I'm a little surprised when I meet Jack and Todd because it turns out that they're African-American, and there is no reason why they shouldn't be, but it just surprises me. It also turns out that they are pretty terrific bowlers. M.F. isn't too bad at it, being kind of athletic, but I have a problem with the ball going in the opposite direction of where I want it to go. Jack and Todd keep trying to show me how to hold the ball, and where to put my feet, and M.F. keeps saying, “You're doing just fine, Heather, just fine.” The first game we play is girls against boys, and they totally liquidate us, but the second game it's Jack and M.F. against Todd and me, and that works out a little better, though we still lose. Todd has a pierced eyebrow and is actually kind of cute, but he doesn't seem interested in me that way and anyway, when you get right down to it, I only have eyes for Dylan Magnuson.
“Why don't you try talking to him?” M.F. is always saying to me when I start whining about Dylan Magnuson, about how I saw him in the hall and he brushed against me when he passed, though it was mostly because some jocks behind himhad shoved him in my direction. “How romantic,” Emma says when I tell her things like this, but M.F. is always encouraging, and says, “Just go say hi to him. Tell him you need some help with your math and that you heard he's really good at it. Tell him you noticed he has a Nine Inch Nails patch on his bookbag and that you really like Nine Inch Nails.” She goes on and on with these helpful suggestions and I just keep saying, Okay, okay, I'll try that, okay, Mary Fred, I will, but then of course I don't do anything at all, I just stand at my locker and wait for him to walk past so I can see if he's with a girl, or if he's gotten any piercings. In fact, he's never with anyone. I have a theory that he has a pierced tongue, and I keep trying to see him talk so I can check, but he never says
anything.
So all in all, life is fine. School isn't too bad, and after a few months, I notice I haven't skipped class to go downtown, not even once.
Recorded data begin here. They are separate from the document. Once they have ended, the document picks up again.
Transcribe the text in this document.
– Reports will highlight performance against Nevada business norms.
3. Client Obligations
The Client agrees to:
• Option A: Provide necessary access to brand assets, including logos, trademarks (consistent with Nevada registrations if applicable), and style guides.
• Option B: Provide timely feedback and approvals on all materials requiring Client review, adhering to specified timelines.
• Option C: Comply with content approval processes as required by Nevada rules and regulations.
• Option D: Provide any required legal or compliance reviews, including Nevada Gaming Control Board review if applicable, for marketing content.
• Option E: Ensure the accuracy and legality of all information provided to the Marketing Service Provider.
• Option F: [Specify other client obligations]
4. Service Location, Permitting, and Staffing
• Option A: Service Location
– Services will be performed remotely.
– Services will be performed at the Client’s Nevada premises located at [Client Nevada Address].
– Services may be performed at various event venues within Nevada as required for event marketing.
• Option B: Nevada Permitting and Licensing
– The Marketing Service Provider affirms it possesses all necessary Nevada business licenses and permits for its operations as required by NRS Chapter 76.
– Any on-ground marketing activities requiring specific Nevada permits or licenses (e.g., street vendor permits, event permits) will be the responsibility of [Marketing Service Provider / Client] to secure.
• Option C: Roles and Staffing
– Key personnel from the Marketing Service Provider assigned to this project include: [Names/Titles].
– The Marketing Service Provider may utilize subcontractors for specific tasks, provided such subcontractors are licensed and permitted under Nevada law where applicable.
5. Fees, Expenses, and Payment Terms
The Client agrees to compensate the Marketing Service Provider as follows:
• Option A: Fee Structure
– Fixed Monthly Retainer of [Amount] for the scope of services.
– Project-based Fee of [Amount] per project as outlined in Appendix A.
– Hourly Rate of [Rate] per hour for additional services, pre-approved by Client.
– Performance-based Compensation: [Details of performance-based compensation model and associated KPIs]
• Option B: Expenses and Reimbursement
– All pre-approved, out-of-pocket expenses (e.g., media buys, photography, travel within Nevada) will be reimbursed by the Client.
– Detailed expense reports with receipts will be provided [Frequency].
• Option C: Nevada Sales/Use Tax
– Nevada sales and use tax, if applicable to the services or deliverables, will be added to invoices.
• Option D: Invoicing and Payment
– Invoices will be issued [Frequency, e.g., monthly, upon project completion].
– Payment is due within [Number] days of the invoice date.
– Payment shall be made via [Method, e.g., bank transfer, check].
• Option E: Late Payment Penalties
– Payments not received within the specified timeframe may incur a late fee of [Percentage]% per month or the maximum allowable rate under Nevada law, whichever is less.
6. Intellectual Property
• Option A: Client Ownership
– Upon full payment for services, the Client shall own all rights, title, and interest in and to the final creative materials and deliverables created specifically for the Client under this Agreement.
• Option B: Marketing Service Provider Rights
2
I can't cut even if I want to because I have to be back in time to walk home with M.F., and she wouldn't approve of it anyway. I told her once that I used to ditch school and all she could say was “Why?” She totally didn't get it. Anyway, I'm not hating it too much. M.F. and I stay busy working at the soup kitchen once a week and going bowling every other Friday or so. Bowling is pretty okay, as long as no one sees me going in there.
The one thing about school I really don't like is when I walk past the cafeteria at lunch and see M.F. sitting there at the popular table. One day I stand in the doorway, waving and trying to get her attention before the bell rings and I'm late to English, but she's laughing with some big football-playing creep, throwing back her head and giving him one of the biggest M.F. laughs I've ever seen, like he's David Letterman and she's a guest on his show. I feel myself getting annoyed and wanting to yell her name across the room, even though that would be totally uncool, and as I stand there I get madderand madder until finally the bell rings and I'm late, and Mrs. Flitcraft makes me go to the assistant principal to get a note. By the time I get back to class, I've missed the discussion of what's going to be on the quiz, and as I sit there I feel myself getting more and more pissed off at M.F. When I get back a D a few days later, it feels like it's all her fault.
“I always see you in the cafeteria talking to jocks,” I say to her on the bus on the way home the day after the quiz. The bus had been late, as usual, and we had to stand around waiting for it for a while, and a carload of jocks and cheerleaders drove right past us, honking and waving to M.F.